Вспоминается индеец из Новой Франции, который во сне увидел себя попавшим в руки враждебного племени, а на следующее утро умолял своих друзей привязать его к столбу и подвергнуть пыткам, применяемым к пленникам. Друзья не поколебались оказать ему такую услугу, и он получил такие ожоги, что понадобилось свыше шести месяцев, чтобы залечить их. Но ведь он увидел во сне, что с ним стряслось несчастье, а так как сон вещий, то он счел себя приговоренным невидимыми силами, и друзья его помогли ему подчиниться тому приговору. И вот — крушение точно так же, как и вражеский плен, означает проявление гнева невидимых сил. И теперь уже долг и выгода потерпевшего диктуют, чтобы он лишился своего имущества. А помочь ему в этом — обязанность друзей. Их поведение вопреки тому, что кажется, является вполне «совместимым с разумом и человечностью».

Конечно, этот обычай действует не только в случае кораблекрушения, он обнаруживает себя при любом серьезном несчастье и особенно в случае смерти. Например, у маори Новой Зеландии «при смерти вождя приходит тауа (банда грабителей) и лишает его семью всего, чем та владела: продовольствия и другого движимого имущества, вырывает с корнем урожай, завладевает домашними свиньями, убивая их ударами копий, поедая их на месте или унося с собой. Если случайно семья не будет таким образом ограблена, то она обязательно остро почувствует проявленное неуважение как из-за унижения (то есть потому, что ею не занимались, не обращали на нее внимания), так и из-за нарушения табу, которое не сочли нужным соблюсти. Точно так же, в случае какого-либо нарушения табу, ошибки или проступка, действительного или мнимого, люди уверены в том, что тауа появится, и приход ее чаще всего бывал дружественным: быстро составлялась группа из самых близких родственников и соседей виновного, поскольку, раз уж его следует подвергнуть наказанию и обобрать, то лучше, чтобы это было сделано ими, а не другими. Таким образом, его имущество не целиком переходило к чужакам».
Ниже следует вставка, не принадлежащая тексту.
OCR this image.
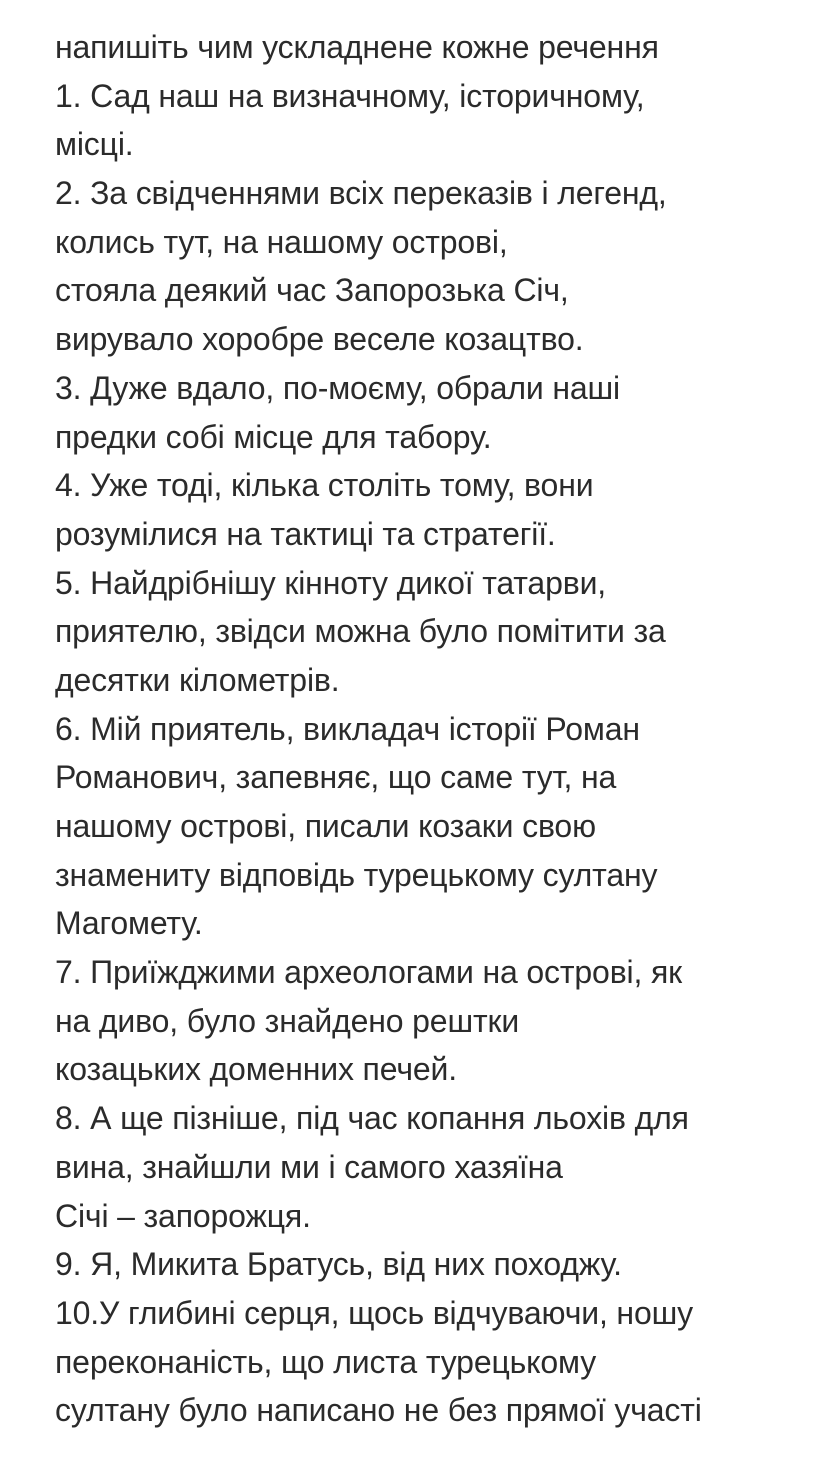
напишіть чим ускладнене кожне речення
1. Сад наш на визначному, історичному,
місці.
2. За свідченнями всіх переказів і легенд,
колись тут, на нашому острові,
стояла деякий час Запорозька Січ,
вирувало хоробре веселе козацтво.
3. Дуже вдало, по-моєму, обрали наші
предки собі місце для табору.
4. Уже тоді, кілька століть тому, вони
розумілися на тактиці та стратегії.
5. Найдрібнішу кінноту дикої татарви,
приятелю, звідси можна було помітити за
десятки кілометрів.
6. Мій приятель, викладач історії Роман
Романович, запевняє, що саме тут, на
нашому острові, писали козаки свою
знамениту відповідь турецькому султану
Магомету.
7. Приїжджими археологами на острові, як
на диво, було знайдено рештки
козацьких доменних печей.
8. А ще пізніше, під час копання льохів для
вина, знайшли ми і самого хазяїна
Січі – запорожця.
9. Я, Микита Братусь, від них походжу.
10.У глибині серця, щось відчуваючи, ношу
переконаність, що листа турецькому
султану було написано не без прямої участі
Это наблюдение является особенно ценным. Оно не только подтверждает предыдущее, но выявляет его смысл. Не следует ли из употребляемых Колензо выражений, что тауа также считается необходимой, что на семью, которую она обчистила, обрушилась беда или смерть, или же кто-то в ней нарушил табу? Основа этого обычая в обоих случаях одна и та же, поскольку в обоих случаях выступают одни и те же коллективные представления. Беда — это разоблачение проступка: она соразмерна проступку, она — искупление проступка.

В ранний период колонизации обычай тауа применялся к белым в той же мере, что и к туземцам, и естественно, что белые в этих случаях ничего не понимали. «Это несчастье (пожар), — писал в 1827 г. Эрл, — познакомило нас с другим из их варварских обычаев: всякий раз, когда с общиной или с отдельным человеком случается беда, каждый, включая и друзей из его собственного племени, набрасывается на него и лишает всего, что у него осталось. Как бедную рыбу окружают и пожирают другие, лишь только ее поразил гарпун, так и в Новой Зеландии, когда убивают вождя, его друзья растаскивают имущество его вдовы и детей, которые, в свою очередь, дурно обращаются и уничтожают своих рабов; таким образом, единичное несчастье становится причиной многих жестокостей. Во время пожара наши туземные союзники показали себя как самые активные и самые ловкие из воров; и тем не менее, до сегодняшнего дня у нас никогда не пропадал ни один предмет, хотя все, что мы имели, им было доступно».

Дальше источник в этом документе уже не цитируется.